Great Big Theatre Company The Benefits of Drama
The Drama Education Network provides an excellent summary of the benefits of drama education, and its positive impact on physical, emotional, social, and cognitive development. It lists these benefits as follows:
Self-Confidence: Taking risks in class and performing for an audience teach students to trust their ideas and abilities. The confidence gained in drama applies to school, career, and life.
Imagination: Making creative choices, thinking of new ideas, and interpreting familiar material in new ways are essential to drama. Einstein said, “Imagination is more important than knowledge.”
Empathy: Acting roles from different situations, time periods, and cultures promotes compassion and tolerance for others’ feelings and viewpoints.
Cooperation / Collaboration: Theatre combines the creative ideas and abilities of its participants. This cooperative process includes discussing, negotiating, rehearsing, and performing.
Concentration: Playing, practicing, and performing develop a sustained focus of mind, body, and voice, which also helps in other school subjects and life.
Communication Skills: Drama enhances verbal and nonverbal expression of ideas. It improves voice projection, articulation of words, fluency with language, and persuasive speech. Listening and observation skills develop by playing drama games, being an audience, rehearsing, and performing.
Problem Solving: Students learn how to communicate the who, what, where, and why to the audience.
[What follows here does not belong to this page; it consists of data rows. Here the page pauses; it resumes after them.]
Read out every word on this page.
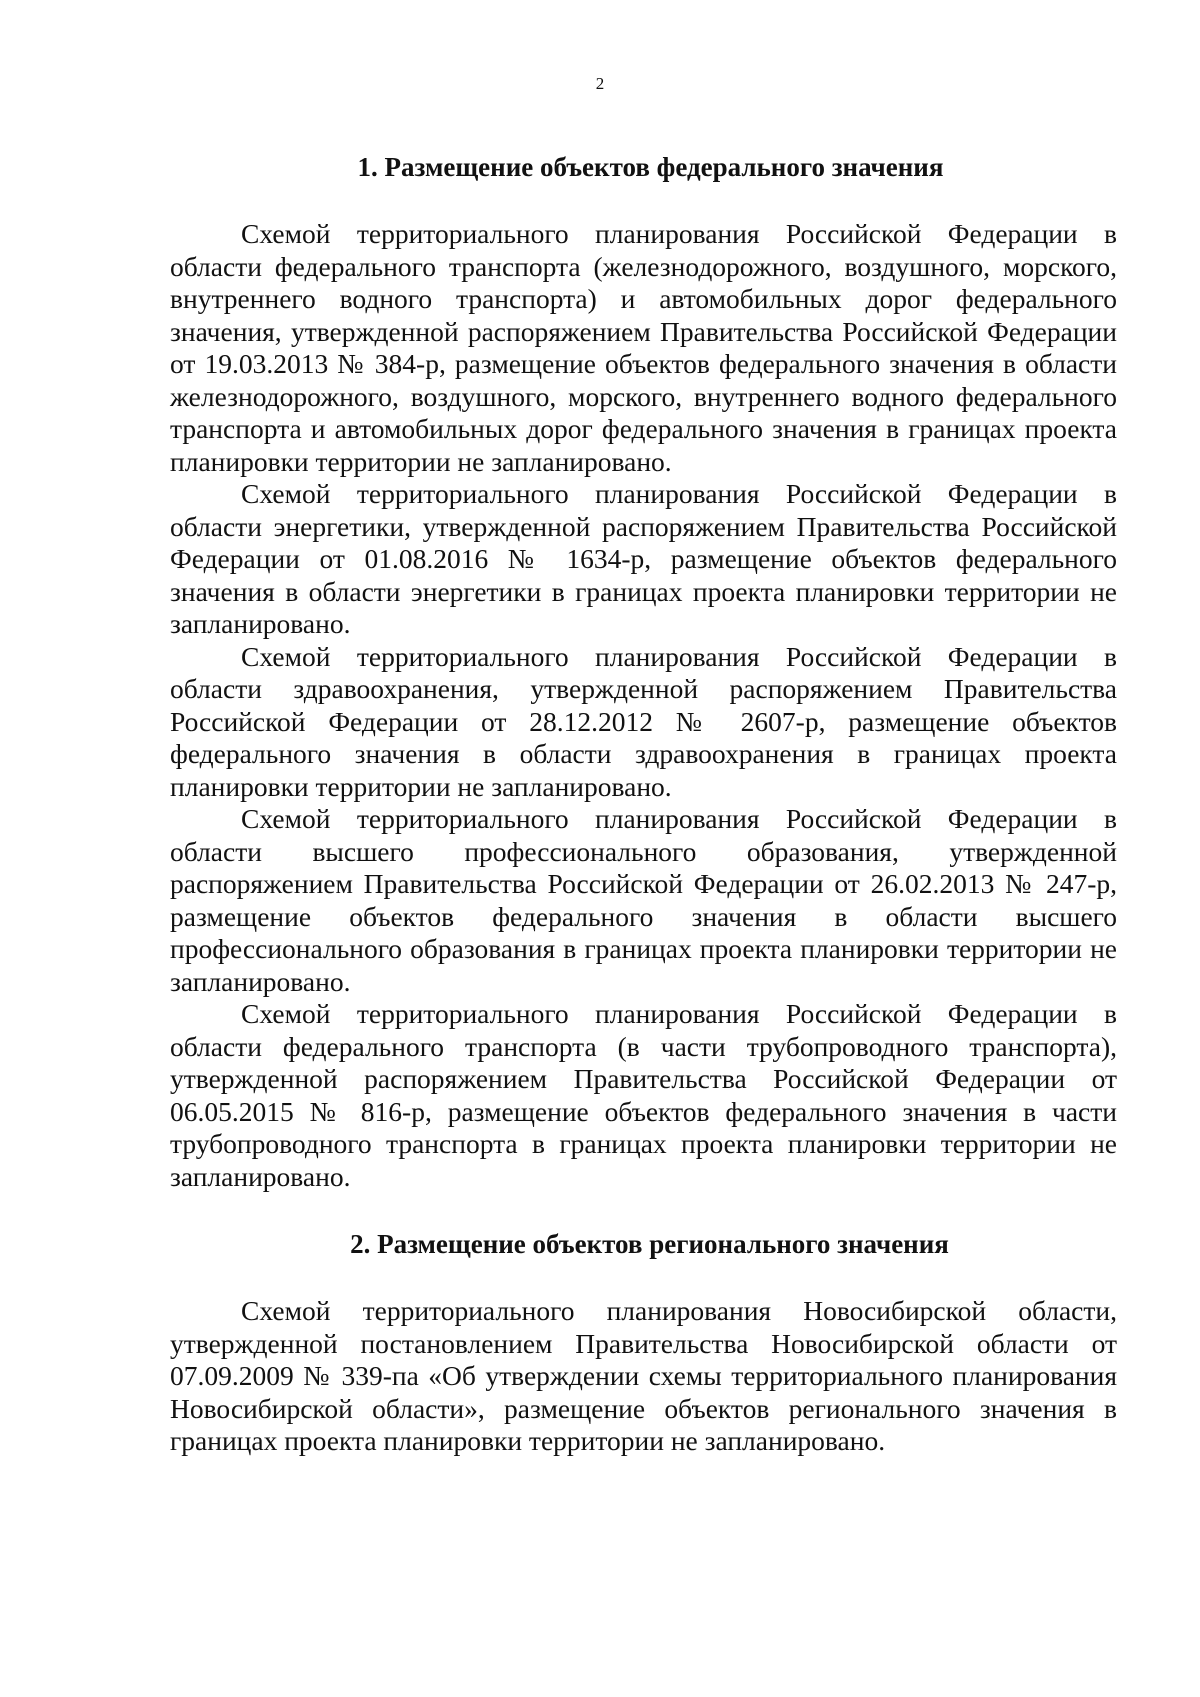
2
1. Размещение объектов федерального значения

Схемой территориального планирования Российской Федерации в области федерального транспорта (железнодорожного, воздушного, морского, внутреннего водного транспорта) и автомобильных дорог федерального значения, утвержденной распоряжением Правительства Российской Федерации от 19.03.2013 № 384-р, размещение объектов федерального значения в области железнодорожного, воздушного, морского, внутреннего водного федерального транспорта и автомобильных дорог федерального значения в границах проекта планировки территории не запланировано.

Схемой территориального планирования Российской Федерации в области энергетики, утвержденной распоряжением Правительства Российской Федерации от 01.08.2016 № 1634-р, размещение объектов федерального значения в области энергетики в границах проекта планировки территории не запланировано.

Схемой территориального планирования Российской Федерации в области здравоохранения, утвержденной распоряжением Правительства Российской Федерации от 28.12.2012 № 2607-р, размещение объектов федерального значения в области здравоохранения в границах проекта планировки территории не запланировано.

Схемой территориального планирования Российской Федерации в области высшего профессионального образования, утвержденной распоряжением Правительства Российской Федерации от 26.02.2013 № 247-р, размещение объектов федерального значения в области высшего профессионального образования в границах проекта планировки территории не запланировано.

Схемой территориального планирования Российской Федерации в области федерального транспорта (в части трубопроводного транспорта), утвержденной распоряжением Правительства Российской Федерации от 06.05.2015 № 816-р, размещение объектов федерального значения в части трубопроводного транспорта в границах проекта планировки территории не запланировано.

2. Размещение объектов регионального значения

Схемой территориального планирования Новосибирской области, утвержденной постановлением Правительства Новосибирской области от 07.09.2009 № 339-па «Об утверждении схемы территориального планирования Новосибирской области», размещение объектов регионального значения в границах проекта планировки территории не запланировано.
Improvisation fosters quick-thinking solutions, which leads to greater adaptability in life.
Fun: Drama brings play, humor, and laughter to learning; this improves motivation and reduces stress.
Emotional Outlet: Pretend play and drama games allow students to express a range of emotions. Aggression and tension are released in a safe, controlled environment, reducing antisocial behaviors.
Relaxation: Many drama activities reduce stress by releasing mental, physical, and emotional tension.
Self-Discipline: The process of moving from ideas to actions to performances teaches the value of practice and perseverance. Drama games and creative movement improve self-control.
Trust: The social interaction and risk taking in drama develop trust in self, others, and the process.
Physical Fitness: Movement in drama improves flexibility, coordination, balance, and control.
Memory: Rehearsing and performing words, movements, and cues strengthen this skill like a muscle.
Social Awareness: Legends, myths, poems, stories, and plays used in drama teach students about social issues and conflicts from cultures, past and present, all over the world.
Aesthetic Appreciation: Participating in and viewing theater raise appreciation for the art form. It is important to raise a generation that understands, values, and supports theater’s place in society.